The parallels in The Upside of Down to contemporary economic and social systems are fairly obvious, and I won’t belabor them here. However, I think there’s some interesting additional points that Homer-Dixon raises that I would like to expand upon. One of the first comes from the fact that modern capitalism has as a fundamental driver the absolute necessity of a growth based economy. Capitalism works by providing financial incentives to make the process of the creation of goods and services increasingly efficient and interconnected, in the process selling goods to satisfy demand.

The problem is that such efficiencies by their very nature tend to reduce the demand for people to build those products or fulfill those services, so the only way to keep the population employed (and as a consequence having the money to purchase the goods in the first place) is for the economy to grow, in essence having people enter into the workforce in newly created positions (or replacing those who migrate to those positions). Unfortunately, the downside to this is that each new job also creates greater demands for energy and complexity in the system.

The kicker to all of this is that the availability of cheap energy (in this case oil derived) is now dropping due to a conflation of factors - increasing demand from China and India as well as worldwide, the increasing cost of oil extraction amidst aging wells globally, increasingly hostile environments for oil exploration both in the Gulf of Mexico and the Arctic and fewer remaining unmapped oil repositories (in general, the world is very well mapped in terms of oil deposits). This means that the EROI for oil (and by similar arguments natural gas) is climbing, and most other alternatives have considerably smaller EROI.

These factors, coupled with the likelihood of increasingly problematic global climatic conditions, are creating similar type of stressors to the ones that the Romans faced fairly late in their growth cycle, specifically increasing complexity and brittleness of the system at just precisely those times when everything seems to be going wrong at once. He does not argue that we’re looking at a global collapse, though that is certainly one scenario, but he does argue that there is a need to make the nodes within the various systems more localized and autonomous (more resilient), or the danger exists that when a breakdown of the system does occur, it will cause a cascade that could wreak far more damage than would happen otherwise.

This resiliency, at the level of programming, would be to look at building a sustainable-oriented socio-economic system, rather than a growth-oriented one. One expression of this, as he mentions in the book, is open source … programming that basically works using a community-based approach. Open source oriented societies and sustainance rather than growth oriented societies do exist at the community and even business level (the example I gave in my last blog of FreeGeek, a PC recycling cooperative, is one very good example) but such approaches are frequently disparaged by those promoting purely capitalist solutions precisely because they tear at the fundamental concept of liberal capitalism - growth must be the primary imperative in the economy.
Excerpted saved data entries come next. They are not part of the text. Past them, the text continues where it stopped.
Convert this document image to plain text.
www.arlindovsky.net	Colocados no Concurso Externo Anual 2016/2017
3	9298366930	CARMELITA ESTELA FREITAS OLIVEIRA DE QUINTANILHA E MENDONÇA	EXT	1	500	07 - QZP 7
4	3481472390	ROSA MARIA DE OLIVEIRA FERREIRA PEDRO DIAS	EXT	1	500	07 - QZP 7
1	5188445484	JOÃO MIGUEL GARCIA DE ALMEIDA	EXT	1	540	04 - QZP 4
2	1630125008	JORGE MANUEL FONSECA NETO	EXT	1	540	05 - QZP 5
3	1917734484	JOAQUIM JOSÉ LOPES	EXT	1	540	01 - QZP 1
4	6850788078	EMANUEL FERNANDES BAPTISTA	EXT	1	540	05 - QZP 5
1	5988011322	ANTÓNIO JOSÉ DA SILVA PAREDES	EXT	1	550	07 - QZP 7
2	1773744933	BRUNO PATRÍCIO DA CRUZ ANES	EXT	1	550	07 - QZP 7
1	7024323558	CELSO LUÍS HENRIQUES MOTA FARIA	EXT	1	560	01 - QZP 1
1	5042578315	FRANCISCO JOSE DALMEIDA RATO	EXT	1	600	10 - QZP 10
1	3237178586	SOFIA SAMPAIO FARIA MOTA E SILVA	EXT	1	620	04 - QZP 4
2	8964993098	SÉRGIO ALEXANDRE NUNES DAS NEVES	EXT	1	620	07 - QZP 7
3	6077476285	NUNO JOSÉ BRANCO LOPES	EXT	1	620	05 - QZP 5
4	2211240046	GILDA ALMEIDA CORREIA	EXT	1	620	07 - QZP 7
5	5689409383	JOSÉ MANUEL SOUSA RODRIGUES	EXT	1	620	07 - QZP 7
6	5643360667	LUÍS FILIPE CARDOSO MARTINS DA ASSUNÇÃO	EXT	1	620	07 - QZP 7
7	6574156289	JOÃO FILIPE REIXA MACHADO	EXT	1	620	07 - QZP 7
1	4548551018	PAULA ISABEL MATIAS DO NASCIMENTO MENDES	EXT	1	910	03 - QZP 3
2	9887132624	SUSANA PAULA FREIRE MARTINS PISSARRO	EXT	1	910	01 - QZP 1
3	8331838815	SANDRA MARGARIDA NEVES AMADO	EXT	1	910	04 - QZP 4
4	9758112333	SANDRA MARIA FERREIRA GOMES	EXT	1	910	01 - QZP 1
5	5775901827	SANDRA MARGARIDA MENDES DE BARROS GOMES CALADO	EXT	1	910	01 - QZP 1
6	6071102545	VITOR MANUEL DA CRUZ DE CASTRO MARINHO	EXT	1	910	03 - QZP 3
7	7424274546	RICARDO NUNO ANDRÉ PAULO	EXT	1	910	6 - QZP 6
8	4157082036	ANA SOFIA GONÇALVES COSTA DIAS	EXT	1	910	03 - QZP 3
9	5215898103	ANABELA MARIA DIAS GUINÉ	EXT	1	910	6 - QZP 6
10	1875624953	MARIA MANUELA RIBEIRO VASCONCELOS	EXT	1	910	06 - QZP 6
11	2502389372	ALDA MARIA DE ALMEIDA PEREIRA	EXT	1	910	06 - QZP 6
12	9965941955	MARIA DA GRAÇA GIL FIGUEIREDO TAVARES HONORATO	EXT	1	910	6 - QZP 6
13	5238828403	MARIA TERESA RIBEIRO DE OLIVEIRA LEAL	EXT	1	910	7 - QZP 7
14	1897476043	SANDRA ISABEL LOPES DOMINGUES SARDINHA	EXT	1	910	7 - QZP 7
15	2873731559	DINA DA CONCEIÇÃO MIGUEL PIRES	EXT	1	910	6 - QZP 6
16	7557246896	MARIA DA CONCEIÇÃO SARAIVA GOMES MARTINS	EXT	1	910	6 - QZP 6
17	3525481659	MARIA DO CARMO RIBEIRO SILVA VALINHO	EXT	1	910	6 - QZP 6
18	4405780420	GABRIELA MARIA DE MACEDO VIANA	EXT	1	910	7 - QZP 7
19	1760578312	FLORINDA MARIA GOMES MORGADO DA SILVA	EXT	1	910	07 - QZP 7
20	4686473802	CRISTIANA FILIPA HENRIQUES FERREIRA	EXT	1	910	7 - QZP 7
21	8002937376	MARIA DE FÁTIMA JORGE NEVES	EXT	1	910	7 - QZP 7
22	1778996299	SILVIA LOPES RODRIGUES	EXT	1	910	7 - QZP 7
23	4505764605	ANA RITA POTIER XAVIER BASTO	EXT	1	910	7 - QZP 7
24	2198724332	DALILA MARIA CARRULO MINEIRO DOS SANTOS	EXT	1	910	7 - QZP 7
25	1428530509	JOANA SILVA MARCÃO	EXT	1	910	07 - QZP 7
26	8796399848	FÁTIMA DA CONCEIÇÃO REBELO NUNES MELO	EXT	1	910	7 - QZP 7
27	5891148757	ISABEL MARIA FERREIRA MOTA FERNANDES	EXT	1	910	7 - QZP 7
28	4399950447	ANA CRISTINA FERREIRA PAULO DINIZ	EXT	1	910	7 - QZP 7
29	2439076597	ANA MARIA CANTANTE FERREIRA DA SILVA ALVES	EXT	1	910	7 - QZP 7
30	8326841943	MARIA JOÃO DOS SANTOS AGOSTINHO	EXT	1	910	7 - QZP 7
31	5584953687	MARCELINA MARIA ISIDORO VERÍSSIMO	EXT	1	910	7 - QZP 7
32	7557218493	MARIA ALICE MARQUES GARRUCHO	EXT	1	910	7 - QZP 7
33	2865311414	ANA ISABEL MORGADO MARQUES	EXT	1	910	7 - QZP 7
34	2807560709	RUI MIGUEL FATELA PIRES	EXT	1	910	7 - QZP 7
I’ve long advocated the notion that local resiliency or flexibility must be a key aspect of any development effort, because such resiliency, while costing more in the short run, makes systems considerably more resistant to shock in the long run. I see this as one of the cornerstones of REST-based programming, and I see the same application relevant at higher levels as well. Thomas Homer-Dixon lays out an elegant case for the application of such a philosophy at the social and economic level as well - if not exclusively replacing, then at a minimum creating a cross-grain layer to the highly efficient but rigid structures that we’re building to eke out that last dime of profit. As an architect, a systems theorist, and someone who is very much concerned about what we’re doing to the world, I would heartily recommend The Upside of Down.